Deaddiction- A mind game

I realised my notoriety when I was respected by people more for what I have stopped doing rather than what I am doing.
It's been about 17 years since I quit smoking and about 7 years since I quit any form of alcohol. Not a drop. I have now graduated to the level of a Consultant in the domain of " Kicking the Vice"
I did not realise how difficult it really is to quit till I connected with a few who were wrestling with their vices.
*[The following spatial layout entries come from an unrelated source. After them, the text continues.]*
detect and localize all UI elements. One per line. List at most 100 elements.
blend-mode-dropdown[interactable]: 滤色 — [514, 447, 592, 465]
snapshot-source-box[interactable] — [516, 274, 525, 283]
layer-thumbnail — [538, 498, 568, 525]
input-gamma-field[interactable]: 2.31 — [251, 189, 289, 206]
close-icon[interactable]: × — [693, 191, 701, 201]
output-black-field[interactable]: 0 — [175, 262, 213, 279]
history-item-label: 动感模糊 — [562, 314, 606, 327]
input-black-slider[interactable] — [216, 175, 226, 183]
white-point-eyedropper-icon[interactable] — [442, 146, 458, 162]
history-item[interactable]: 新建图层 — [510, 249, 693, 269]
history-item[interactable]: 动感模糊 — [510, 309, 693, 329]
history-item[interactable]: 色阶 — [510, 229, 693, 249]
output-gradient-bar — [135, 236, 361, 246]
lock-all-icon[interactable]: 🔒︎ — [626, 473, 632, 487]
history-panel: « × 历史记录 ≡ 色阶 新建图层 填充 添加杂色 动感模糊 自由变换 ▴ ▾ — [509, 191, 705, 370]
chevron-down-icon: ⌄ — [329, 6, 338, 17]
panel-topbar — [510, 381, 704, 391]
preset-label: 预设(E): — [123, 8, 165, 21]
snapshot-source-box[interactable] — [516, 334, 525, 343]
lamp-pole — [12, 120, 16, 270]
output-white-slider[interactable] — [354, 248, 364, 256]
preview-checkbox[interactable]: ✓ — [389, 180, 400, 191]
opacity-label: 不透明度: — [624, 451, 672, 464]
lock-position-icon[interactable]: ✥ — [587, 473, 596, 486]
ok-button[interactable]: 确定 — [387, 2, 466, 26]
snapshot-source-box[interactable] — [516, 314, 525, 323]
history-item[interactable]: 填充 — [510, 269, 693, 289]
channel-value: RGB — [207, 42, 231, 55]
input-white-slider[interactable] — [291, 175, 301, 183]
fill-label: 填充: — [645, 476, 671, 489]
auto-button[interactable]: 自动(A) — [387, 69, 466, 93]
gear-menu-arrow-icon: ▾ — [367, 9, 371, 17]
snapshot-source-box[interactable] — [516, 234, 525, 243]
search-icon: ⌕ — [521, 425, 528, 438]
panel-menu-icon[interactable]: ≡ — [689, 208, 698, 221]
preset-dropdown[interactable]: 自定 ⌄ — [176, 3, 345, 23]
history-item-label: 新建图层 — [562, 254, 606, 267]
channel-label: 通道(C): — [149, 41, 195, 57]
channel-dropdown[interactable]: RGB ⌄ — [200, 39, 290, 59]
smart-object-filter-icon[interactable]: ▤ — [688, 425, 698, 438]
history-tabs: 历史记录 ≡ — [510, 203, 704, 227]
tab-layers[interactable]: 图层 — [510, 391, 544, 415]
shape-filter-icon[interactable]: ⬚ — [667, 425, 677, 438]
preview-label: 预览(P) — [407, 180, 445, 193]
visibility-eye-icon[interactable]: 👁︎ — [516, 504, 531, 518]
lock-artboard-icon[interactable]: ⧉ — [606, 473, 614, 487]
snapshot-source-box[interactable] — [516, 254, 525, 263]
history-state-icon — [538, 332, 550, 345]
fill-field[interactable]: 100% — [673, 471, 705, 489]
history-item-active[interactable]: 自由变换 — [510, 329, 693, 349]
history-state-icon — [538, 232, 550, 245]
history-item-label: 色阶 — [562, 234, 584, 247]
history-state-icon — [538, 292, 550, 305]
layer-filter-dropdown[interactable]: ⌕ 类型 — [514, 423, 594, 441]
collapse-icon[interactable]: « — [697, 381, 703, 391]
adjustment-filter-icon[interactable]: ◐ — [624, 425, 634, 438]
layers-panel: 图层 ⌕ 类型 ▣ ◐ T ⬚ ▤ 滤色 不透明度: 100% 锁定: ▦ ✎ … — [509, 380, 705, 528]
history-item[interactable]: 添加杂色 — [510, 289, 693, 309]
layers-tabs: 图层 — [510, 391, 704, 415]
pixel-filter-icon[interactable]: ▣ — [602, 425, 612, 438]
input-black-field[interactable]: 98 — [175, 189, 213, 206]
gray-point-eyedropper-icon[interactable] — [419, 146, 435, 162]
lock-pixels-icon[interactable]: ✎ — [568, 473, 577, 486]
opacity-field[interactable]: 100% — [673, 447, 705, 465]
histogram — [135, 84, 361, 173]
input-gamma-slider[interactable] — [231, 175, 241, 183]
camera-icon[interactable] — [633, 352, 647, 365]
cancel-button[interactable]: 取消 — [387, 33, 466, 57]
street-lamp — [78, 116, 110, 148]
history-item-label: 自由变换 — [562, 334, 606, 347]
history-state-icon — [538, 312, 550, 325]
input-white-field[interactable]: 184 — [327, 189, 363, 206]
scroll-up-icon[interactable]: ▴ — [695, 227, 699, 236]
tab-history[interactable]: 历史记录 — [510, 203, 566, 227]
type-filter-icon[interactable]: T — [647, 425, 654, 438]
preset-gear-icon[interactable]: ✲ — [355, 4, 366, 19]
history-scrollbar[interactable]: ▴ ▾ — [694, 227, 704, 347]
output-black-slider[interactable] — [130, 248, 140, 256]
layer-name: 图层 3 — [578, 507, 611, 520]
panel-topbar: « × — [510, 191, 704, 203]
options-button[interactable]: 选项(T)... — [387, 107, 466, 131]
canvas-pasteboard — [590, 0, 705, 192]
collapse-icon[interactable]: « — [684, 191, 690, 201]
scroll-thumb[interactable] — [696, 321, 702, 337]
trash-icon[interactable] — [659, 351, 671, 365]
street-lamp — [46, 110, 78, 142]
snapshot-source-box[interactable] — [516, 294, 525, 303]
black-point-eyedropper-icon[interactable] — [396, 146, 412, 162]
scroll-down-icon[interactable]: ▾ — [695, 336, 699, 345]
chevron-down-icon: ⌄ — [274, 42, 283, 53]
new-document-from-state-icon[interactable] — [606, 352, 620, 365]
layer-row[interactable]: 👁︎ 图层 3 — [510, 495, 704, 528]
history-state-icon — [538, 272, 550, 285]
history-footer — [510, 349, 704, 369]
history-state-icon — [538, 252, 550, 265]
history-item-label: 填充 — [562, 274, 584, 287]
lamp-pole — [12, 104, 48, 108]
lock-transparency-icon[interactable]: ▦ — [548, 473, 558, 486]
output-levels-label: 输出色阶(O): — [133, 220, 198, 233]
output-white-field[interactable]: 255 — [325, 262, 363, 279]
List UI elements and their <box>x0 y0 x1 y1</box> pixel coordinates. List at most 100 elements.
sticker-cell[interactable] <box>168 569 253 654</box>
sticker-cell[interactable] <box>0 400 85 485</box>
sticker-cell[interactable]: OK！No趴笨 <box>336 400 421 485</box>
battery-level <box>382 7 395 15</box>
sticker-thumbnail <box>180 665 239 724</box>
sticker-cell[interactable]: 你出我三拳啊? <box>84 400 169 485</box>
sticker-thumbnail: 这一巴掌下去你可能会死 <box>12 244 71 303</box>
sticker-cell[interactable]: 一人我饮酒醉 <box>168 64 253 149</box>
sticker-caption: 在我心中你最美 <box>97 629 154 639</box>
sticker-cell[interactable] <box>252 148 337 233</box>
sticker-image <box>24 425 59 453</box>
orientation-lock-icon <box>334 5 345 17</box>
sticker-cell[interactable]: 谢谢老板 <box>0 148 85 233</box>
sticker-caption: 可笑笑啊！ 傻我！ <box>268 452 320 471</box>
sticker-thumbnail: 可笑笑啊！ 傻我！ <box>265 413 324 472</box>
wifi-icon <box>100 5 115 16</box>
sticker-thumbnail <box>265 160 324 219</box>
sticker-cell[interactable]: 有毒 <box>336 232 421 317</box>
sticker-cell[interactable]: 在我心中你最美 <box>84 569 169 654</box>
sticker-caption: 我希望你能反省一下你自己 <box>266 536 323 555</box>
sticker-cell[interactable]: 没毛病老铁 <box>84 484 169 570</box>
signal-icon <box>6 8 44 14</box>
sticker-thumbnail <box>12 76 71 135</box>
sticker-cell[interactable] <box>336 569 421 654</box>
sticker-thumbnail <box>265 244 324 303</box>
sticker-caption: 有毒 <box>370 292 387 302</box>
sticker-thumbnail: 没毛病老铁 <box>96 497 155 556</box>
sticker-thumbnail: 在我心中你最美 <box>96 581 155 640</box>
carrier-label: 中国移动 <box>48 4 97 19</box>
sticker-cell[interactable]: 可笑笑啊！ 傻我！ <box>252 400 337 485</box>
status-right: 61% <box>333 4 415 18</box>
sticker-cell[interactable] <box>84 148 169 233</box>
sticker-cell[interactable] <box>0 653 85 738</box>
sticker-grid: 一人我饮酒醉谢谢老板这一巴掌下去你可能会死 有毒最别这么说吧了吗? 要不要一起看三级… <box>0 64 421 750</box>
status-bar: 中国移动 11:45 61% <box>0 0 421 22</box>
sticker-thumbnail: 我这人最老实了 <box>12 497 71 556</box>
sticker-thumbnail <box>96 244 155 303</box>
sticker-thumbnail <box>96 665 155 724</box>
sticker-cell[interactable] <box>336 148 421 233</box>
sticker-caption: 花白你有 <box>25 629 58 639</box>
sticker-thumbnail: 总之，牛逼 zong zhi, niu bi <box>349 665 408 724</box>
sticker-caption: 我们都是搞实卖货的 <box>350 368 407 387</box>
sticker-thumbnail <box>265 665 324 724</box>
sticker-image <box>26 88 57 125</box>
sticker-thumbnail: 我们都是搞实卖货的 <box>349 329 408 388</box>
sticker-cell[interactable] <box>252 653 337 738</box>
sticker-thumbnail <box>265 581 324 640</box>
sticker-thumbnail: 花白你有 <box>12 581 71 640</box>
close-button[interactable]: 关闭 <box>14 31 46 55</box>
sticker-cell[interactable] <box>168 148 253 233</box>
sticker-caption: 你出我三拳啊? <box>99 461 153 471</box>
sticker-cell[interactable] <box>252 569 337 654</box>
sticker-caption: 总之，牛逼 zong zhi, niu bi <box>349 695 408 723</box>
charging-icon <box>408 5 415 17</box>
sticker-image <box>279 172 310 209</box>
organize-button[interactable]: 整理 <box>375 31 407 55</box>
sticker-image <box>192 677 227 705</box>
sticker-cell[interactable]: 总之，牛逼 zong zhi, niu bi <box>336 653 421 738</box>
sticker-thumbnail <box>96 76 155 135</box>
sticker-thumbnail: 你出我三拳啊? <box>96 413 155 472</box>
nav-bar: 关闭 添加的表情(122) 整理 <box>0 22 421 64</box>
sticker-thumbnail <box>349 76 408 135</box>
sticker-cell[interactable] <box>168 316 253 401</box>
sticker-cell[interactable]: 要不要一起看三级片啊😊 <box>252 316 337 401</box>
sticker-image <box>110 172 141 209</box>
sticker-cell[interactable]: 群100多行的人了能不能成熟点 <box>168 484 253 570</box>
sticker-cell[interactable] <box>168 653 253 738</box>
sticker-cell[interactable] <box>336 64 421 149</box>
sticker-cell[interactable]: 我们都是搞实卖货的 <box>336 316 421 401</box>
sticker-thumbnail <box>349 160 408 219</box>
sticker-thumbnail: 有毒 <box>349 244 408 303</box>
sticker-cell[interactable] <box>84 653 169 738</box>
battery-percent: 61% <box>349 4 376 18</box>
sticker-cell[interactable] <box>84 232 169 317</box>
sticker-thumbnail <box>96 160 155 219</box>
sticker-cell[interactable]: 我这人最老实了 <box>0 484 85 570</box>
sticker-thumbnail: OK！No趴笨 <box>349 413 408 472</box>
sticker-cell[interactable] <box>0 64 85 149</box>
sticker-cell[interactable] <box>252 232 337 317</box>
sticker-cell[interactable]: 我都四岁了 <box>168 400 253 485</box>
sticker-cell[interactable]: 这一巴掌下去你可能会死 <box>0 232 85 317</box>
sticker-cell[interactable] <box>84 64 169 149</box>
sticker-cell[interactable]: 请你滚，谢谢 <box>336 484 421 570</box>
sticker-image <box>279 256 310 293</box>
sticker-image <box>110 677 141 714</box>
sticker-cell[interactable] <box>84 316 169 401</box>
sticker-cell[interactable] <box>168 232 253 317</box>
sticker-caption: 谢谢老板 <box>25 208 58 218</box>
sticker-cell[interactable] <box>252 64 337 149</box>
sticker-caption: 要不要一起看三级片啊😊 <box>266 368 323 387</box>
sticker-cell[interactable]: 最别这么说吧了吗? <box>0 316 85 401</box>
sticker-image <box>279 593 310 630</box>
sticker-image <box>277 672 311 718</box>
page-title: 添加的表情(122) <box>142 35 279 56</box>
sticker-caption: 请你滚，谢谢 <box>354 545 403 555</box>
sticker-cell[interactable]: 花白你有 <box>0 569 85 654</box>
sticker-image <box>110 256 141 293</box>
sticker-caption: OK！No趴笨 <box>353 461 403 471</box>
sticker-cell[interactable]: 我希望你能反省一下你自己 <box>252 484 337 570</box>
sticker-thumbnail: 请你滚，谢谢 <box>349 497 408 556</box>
They were pinned down by their cravings, rendered helpless by a chemical that had weaved such an unbreachable web.
I'm asked about alternatives, like nicotine patches, any pharmaceutical preparations, psychological counselling or the role of  any spiritual master or Guru.
It got me thinking about what happened in my case. I still recollect that day. It was Ganesh Chaturthi and I was driving down from Mumbai to Pune. The weather was lovely,  I had bought a pack of 10 cigarettes early morning as I left Mumbai. I had my regular early morning Cigarette with my  cup of tea, and then two more till I reached the Ghat section. As I was driving up,  I was filled with an overwhelming disgust and anger towards myself as I lit the next cigarette. I was totally powerless, and had totally  surrendered  to this habit. The voices of my  self esteem,  ego, power of discrimination, my instinct of self preservation were all muted. It was an  instantaneous flash that made me roll down the window and chuck the cigarette out. I just threw out the cigarette, and along with it,  my helplessness, my apprehensions and my vulnerability. I was the Boss, and the Vice was my servant. Not the other way around. The remaining 5 cigarettes languished in the glove compartment for the next 3 months.
I did not want to quit by the " keep out of reach" principle. This remedy is for toddlers and  children, when we keep fragile or dangerous objects out of reach from them. The access to my vice was at my beck and call. But I chose not to indulge. It empowered me like nothing else. I dominated, controlled and treated that packet contemptuously.  The same packet that made me totally helpless, now was at my mercy. I could sense it's frustration and desperation. My stoic attitude and resolve never let me fall prey to its seduction. I never had any withdrawal symptoms. I was  much more cheerful,  after vanquishing the torturous, sadistic and enticing ways of the mind.
                 Alcohol was another demon that needed to be slayed once in for all. It's exactly 7 years ago on this day that I  beheaded that ghoul. It was probably a bit more difficult.  The desire to down a couple of pegs was really tough to control,   specially when it's an evening with friends who are reminiscing about the past, the mood is all about having a great time, and the spirits are free flowing. I used to take a dark coloured drink like a coke and tell my friends it's Rum and Coke. It would keep most of them at bay.  Initially when  those who knew me got to hear about my kicking the habit, they dismissed it off as just a passing phase that might last for a week or two at the most. Each passing day,  occasion and party that I abstained, made my resolve stronger. Life  itself gives so many  reasons to get a high. There is a lot of talk about women empowerment. Kicking the Vice is true Mans Empowerment. It really makes me stand tall, it has in no way diminished my ability to enjoy life, I'm still quite often  the Life of a party, and slowly,  I've become the object of envy by the same people who had slandered me, bad mouthed me and spread concocted stories about me. I feel extremely proud of the fact that I might be the only teetotaller in my Surgery Fraternity. I realise the value of me resolve, every time I wash up and operate on this very organ that empowers, or weakens. It is not a question of Mind over Matter. It's the power that transcends both.    It is ones ability to respect oneself. The determination to rise in ones own eyes.